The IRS continues to work previously filed Employee Retention Credit (ERC) claims received prior to the moratorium but renewed a reminder that increased fraud concerns means processing times will be longer. On July 26, the agency announced it was increasingly shifting its focus to review these claims for compliance concerns, including intensifying audit work and criminal investigations on promoters and businesses filing dubious claims. The IRS announced today that hundreds of criminal cases are being worked, and thousands of ERC claims have been referred for audit.
Cue loud gulp sounds echoing through the halls of ERC mills across the country.

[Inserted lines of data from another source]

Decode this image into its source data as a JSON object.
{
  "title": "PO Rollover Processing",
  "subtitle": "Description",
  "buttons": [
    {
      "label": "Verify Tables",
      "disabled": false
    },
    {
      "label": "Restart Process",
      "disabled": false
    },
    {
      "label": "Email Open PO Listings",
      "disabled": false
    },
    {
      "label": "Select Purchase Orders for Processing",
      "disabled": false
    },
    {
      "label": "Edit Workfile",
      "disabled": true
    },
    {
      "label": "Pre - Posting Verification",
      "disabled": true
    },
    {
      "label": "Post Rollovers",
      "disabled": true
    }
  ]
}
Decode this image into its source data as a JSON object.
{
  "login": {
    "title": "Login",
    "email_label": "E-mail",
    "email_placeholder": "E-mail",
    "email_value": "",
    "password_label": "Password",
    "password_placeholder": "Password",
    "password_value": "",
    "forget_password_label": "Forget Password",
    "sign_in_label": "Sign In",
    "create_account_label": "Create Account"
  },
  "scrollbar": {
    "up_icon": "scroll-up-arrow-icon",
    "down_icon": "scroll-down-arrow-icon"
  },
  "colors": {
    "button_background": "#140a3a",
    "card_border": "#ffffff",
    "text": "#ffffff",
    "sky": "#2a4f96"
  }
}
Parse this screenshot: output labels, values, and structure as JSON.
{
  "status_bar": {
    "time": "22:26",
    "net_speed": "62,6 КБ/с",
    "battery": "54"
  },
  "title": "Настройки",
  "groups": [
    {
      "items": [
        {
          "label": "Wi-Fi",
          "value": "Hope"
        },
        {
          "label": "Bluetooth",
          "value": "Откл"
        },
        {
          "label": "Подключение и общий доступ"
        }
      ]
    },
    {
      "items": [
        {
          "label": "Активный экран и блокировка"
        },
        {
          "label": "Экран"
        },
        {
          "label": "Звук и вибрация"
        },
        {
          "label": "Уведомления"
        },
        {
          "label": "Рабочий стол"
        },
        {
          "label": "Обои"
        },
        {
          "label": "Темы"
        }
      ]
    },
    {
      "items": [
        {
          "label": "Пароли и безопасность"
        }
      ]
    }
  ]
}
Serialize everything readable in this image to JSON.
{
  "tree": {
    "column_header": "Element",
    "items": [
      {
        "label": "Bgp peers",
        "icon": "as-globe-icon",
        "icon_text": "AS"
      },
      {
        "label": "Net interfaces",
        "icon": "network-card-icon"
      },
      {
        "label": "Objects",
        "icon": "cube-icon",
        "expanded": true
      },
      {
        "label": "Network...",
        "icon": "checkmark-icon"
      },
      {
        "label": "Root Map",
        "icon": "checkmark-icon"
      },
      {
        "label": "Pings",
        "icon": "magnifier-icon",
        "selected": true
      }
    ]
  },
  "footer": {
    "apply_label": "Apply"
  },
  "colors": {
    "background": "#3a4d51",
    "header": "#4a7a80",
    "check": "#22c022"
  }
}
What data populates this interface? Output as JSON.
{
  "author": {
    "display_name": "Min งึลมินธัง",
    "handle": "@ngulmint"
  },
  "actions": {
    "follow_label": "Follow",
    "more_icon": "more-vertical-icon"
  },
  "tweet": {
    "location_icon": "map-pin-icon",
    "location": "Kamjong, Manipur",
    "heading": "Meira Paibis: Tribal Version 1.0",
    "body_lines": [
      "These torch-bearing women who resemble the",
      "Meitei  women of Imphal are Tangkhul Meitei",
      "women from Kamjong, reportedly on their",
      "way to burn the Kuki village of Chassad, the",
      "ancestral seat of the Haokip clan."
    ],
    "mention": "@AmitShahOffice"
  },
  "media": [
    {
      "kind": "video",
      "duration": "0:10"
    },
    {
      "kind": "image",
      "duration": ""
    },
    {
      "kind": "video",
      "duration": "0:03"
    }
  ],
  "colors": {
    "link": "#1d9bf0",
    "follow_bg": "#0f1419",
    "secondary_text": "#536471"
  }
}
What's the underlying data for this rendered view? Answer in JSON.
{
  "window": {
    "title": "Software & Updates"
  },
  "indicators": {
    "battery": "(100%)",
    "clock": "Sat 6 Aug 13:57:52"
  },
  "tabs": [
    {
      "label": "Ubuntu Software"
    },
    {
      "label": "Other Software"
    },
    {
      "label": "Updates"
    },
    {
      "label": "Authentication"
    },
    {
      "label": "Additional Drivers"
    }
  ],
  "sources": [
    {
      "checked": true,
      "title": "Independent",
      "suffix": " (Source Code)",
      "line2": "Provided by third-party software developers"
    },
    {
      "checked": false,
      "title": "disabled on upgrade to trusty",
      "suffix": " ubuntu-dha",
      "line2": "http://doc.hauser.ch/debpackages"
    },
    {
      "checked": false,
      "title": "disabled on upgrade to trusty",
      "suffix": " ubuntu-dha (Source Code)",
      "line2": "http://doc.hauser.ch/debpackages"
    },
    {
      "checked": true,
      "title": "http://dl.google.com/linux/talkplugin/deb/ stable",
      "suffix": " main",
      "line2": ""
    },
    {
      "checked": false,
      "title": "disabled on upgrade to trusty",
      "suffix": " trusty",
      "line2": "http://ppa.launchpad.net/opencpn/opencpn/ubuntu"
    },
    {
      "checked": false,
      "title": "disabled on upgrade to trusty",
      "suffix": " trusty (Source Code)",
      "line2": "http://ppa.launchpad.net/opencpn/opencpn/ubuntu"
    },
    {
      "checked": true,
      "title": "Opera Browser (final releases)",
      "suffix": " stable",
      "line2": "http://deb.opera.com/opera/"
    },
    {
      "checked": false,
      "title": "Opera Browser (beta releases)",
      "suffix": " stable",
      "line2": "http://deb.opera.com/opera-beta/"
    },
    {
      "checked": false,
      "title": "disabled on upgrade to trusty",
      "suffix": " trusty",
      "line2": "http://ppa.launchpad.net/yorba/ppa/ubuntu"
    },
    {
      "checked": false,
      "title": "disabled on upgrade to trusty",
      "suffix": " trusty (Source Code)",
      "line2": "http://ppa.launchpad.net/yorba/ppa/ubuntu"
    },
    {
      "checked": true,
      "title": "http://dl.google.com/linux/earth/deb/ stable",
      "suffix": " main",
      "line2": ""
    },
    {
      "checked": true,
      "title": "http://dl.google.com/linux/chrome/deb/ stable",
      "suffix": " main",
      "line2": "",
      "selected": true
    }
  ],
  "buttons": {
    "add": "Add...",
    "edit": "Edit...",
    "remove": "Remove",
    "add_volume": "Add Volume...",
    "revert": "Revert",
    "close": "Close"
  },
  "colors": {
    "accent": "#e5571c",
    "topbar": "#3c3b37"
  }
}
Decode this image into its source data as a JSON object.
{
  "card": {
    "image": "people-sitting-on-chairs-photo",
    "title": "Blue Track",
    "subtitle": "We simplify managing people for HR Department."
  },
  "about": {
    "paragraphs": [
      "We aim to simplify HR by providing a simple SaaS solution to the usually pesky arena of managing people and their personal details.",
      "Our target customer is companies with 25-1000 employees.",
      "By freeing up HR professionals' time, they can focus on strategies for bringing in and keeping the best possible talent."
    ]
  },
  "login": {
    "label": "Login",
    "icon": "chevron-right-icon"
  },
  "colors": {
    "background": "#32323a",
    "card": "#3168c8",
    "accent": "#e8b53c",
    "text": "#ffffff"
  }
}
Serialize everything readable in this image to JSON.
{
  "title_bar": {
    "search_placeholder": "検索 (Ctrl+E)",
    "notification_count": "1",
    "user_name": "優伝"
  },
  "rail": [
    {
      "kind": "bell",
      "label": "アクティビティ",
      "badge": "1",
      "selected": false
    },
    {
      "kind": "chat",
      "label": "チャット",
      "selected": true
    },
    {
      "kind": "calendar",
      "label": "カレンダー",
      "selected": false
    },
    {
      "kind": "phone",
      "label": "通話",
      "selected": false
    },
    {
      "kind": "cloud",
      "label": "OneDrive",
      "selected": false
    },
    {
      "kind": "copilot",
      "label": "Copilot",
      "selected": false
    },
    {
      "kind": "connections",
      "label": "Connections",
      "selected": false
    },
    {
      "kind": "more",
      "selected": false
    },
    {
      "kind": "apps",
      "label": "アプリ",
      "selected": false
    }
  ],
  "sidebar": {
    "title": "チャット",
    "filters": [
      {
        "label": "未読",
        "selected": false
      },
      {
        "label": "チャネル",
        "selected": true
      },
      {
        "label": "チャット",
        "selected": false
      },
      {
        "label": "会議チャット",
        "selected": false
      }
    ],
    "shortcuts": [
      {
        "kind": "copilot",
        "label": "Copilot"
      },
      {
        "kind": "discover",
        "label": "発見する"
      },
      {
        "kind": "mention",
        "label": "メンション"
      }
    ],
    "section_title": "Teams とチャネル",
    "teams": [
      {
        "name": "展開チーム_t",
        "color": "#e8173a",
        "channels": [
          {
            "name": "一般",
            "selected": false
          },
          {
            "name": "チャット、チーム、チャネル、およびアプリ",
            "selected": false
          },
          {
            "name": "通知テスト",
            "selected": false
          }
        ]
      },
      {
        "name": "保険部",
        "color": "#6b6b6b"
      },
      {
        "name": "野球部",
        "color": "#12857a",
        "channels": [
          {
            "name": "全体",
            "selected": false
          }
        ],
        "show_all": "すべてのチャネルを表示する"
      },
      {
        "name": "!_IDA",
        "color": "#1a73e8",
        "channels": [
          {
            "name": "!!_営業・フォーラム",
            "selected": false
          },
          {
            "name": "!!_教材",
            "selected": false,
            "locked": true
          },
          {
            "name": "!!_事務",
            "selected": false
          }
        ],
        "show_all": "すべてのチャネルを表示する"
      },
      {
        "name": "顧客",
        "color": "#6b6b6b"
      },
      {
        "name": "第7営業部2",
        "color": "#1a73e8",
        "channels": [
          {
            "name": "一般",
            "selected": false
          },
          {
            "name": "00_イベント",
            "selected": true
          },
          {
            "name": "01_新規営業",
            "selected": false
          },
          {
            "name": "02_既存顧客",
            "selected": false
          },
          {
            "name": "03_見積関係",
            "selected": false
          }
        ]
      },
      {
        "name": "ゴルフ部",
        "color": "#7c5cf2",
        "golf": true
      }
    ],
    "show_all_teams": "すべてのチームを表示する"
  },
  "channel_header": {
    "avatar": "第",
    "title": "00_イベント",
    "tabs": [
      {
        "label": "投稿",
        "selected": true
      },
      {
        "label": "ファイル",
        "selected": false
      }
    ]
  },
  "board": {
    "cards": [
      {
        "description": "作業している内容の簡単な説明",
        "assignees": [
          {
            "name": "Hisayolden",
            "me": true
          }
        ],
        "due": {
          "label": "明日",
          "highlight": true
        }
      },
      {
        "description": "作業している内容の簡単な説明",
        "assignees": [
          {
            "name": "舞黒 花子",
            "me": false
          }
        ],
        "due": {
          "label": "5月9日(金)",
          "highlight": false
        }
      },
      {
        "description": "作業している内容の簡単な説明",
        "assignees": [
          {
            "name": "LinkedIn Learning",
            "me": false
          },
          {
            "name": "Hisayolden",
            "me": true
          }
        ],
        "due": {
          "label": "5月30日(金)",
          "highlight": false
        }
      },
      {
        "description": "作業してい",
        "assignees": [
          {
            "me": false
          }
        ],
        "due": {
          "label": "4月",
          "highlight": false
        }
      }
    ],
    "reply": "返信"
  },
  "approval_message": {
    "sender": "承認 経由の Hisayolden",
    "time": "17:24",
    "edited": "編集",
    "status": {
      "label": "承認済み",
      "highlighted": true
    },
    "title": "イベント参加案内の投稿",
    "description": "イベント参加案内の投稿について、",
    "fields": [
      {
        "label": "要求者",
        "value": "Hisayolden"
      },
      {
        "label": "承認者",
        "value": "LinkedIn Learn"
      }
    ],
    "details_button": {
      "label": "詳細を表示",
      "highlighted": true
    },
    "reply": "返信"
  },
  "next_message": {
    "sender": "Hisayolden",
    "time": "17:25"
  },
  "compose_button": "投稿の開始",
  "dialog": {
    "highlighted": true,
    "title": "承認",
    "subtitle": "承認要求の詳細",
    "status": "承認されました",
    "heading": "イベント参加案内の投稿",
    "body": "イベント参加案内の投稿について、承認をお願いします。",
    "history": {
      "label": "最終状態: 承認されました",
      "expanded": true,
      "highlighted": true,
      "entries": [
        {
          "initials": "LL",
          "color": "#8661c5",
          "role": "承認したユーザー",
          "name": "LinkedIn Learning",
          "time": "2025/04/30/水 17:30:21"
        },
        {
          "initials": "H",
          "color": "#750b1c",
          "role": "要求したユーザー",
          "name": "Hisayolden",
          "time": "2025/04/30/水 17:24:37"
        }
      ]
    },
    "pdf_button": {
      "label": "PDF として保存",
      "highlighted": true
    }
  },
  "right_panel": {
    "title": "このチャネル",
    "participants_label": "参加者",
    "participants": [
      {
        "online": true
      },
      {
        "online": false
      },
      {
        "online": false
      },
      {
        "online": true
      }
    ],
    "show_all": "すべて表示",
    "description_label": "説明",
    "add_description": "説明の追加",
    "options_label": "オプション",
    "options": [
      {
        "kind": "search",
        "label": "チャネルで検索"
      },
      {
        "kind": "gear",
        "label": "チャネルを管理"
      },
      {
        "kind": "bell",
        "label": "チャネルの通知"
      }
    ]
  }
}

With the stricter compliance reviews in place during this period, existing ERC claims will go from a standard processing goal of 90 days to 180 days – and much longer if the claim faces further review or audit. The IRS may also seek additional documentation from the taxpayer to ensure it is a legitimate claim.
“The IRS is increasingly alarmed about honest small business owners being scammed by unscrupulous actors, and we could no longer tolerate growing evidence of questionable claims pouring in,” Werfel said. “The further we get from the pandemic, the further we see the good intentions of this important program abused. The continued aggressive marketing of these schemes is harming well-meaning businesses and delaying the payment of legitimate claims, which makes it harder to run the rest of the tax system. This harms all taxpayers, not just ERC applicants.”
To protect taxpayers from scams, IRS orders immediate stop to new Employee Retention Credit processing amid surge of questionable claims; concerns from tax pros [IRS news release]
Better late than never. People belong in jail. The fraud has been going on for over two years now. Billions have been stolen. The numbers the IRS cites are going to wind up being the tip of the iceberg. Anytime there is a fee contingent on a result there is a powerful incentive to cheat – that’s why contingent fees are outlawed by the CPA code of conduct and by Circular 230. People have been openly taking 25% off the top – it’s an absolute disgrace this has gone on as long as it has. The promotional ads have been an open assault on the profession – “your CPA doesn’t know what he’s talking about.” Lock ’em up.
The ERC was a poorly written piece of legislation. Everyone’s business was impacted by the anti-business lockdowns. As long as you did not take a forgivable PPP loan and revenues went down, there is a good case to be made for your company. This isn’t the ERC mills fault, it’s poor governance during and after the pandemic.
I agree that the ERTC legislation could have been written better, I agree that the process has been poorly managed. But the ERC Mills deserve to be judged based on the quality of their work or lack thereof. There are certainly victims aplenty here, beginning with the US taxpayer. But the people who are sitting behind the scenes here collecting $billions in fees and hiding behind small businesses whom they have defrauded and then behind power of attorney signers (you can’t tell a Mill is involved from the 941X, they get a preparer to sign a POA with the client but the Mill does not put its name on the return) deserve no sympathy whatsoever. Lock ’em up.
“Everyone’s business was impacted by the anti-business lockdowns.”
Well then, good thing the legislation isn’t written to say that any business that was “impacted” qualifies.
“As long as you did not take a forgivable PPP loan and revenues went down, there is a good case to be made for your company.”
Not sure what the complaint is here. Aren’t the companies whose revenues went down generally seen as the claimants that are actually more deserving of the credit?
“This isn’t the ERC mills fault, it’s poor governance during and after the pandemic.”
Nah, it’s actually the fault of the shady operators filing claims for people who clearly don’t qualify.
Even those that took the PPP can claim it
I agree, the ERC was amended three times and has vague provisions. That said, many ERC mills ignore parts of the law to get business.